Xiaoming picked a tobacco leaf off his tongue and wiped it
on the tablecloth before continuing, “He bring werewolves to my apartment.”

“Sorry about that,” I said, not quite sure what he expected
me to do.  “I'm glad you weren't bitten."

"My lions are best protectors in China.  They would
not let stupid werewolf bite me."

"Well, that's great," I said, trying to figure
out how to get this conversation back on the track of where my dad might be,
"So, the werewolves came and they fought and then my dad…?”

“Poof!  He gone.”

“That doesn’t help a whole lot, Xiaoming.  Poof?  Was he
injured?  Did he say where he was going?”

“He fine.  My lions fight werewolves.  He leave.  They
leave.  Now, you leave.  Go find combs and hide them.  Get Empress necklace
back and give it to washerwoman’s granddaughter or to genie.”

“How about I find my dad and make sure he’s okay first,
Xiaoming…” I offered.

“This is your fault.  You must make better.”

“This is totally NOT my fault.”

“I help you and your father and you bring werewolves to my
house and make lions angry.  You get the combs and necklace of Empress.”

“How about YOU get the combs and necklace of Empress,
Xiaoming.”

“I am portal to China.  If I leave, portal will collapse.”

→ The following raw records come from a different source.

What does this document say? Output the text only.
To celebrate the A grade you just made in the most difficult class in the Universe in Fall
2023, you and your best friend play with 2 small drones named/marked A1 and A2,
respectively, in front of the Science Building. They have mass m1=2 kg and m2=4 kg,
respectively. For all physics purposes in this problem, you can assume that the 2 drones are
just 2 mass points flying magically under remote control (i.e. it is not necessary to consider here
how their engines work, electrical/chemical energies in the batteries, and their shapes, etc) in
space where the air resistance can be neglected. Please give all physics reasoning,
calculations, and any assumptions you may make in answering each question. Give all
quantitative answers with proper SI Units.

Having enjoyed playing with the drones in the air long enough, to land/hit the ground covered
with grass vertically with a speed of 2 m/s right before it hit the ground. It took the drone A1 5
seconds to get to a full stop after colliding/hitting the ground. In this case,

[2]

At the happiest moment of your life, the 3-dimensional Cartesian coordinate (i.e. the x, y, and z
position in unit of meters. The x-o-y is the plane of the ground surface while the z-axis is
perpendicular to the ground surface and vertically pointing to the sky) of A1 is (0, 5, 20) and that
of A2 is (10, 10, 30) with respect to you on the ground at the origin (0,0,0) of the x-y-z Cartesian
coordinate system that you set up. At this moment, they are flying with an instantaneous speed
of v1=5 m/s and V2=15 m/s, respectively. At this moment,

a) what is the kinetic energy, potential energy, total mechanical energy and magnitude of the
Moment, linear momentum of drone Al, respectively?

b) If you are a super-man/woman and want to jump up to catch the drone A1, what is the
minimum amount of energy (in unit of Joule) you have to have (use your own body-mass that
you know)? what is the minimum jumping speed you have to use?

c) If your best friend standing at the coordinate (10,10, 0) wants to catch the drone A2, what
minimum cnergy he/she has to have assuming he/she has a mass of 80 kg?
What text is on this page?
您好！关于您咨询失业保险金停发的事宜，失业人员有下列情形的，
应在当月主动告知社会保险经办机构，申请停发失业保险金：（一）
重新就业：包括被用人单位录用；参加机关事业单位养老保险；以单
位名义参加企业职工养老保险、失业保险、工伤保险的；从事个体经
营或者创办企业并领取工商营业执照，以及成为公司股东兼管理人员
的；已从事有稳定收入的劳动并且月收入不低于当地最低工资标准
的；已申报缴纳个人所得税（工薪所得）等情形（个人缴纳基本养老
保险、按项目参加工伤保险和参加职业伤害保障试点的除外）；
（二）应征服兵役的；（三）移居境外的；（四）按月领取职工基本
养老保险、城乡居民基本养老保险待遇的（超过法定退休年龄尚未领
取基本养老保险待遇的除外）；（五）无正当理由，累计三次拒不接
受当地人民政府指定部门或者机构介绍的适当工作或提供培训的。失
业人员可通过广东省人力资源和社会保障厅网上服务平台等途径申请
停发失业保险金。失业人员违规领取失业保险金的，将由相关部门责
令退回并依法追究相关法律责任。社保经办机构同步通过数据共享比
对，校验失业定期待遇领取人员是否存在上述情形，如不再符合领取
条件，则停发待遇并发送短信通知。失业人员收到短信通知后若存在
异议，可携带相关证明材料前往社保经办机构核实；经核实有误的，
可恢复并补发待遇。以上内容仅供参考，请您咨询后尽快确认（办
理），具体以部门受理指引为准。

"Xiaoming, you are full of moo shu pork."

"You know so much about portal to China, wise guy?  You
not even know how to jump in same world.  You going to tell me how it
works?" he glared at me.

I pointed out, "You left your apartment just a few
weeks ago to haul Killian and I out of Chinatown on your silver handcart.  You
can leave just fine."

"That different."

"You head out to play poker with my priest, Father
Killarney, on a regular basis."

"I am on schedule now."

"Oh, so you're suddenly on some sort of important
portal schedule?"

"It my shift.  If I leave, portal to China will collapse."

I wasn’t going to argue with him, it was a losing battle, “Okay,
Xiaoming, I’ll find the fucking combs.  AND the necklace.  Where would you
suggest I begin?”

“Where washerwoman hid them.”

“Xiaoming, she hid those combs over a hundred years ago.”

“Then you start looking now, lazy.”

 

 

Chapter 12

There was no way I’d get all the way out to Calico before
nightfall just to see if I could catch some 100-year old magical trail which
may or may not be there.  Besides, after the little incident with the mummies,
I felt the need for backup before I went driving out into the middle of nowhere
to track down a "harmless" hair ornament.  Just as I was getting into
my car, though, my phone rang.  It was Dad.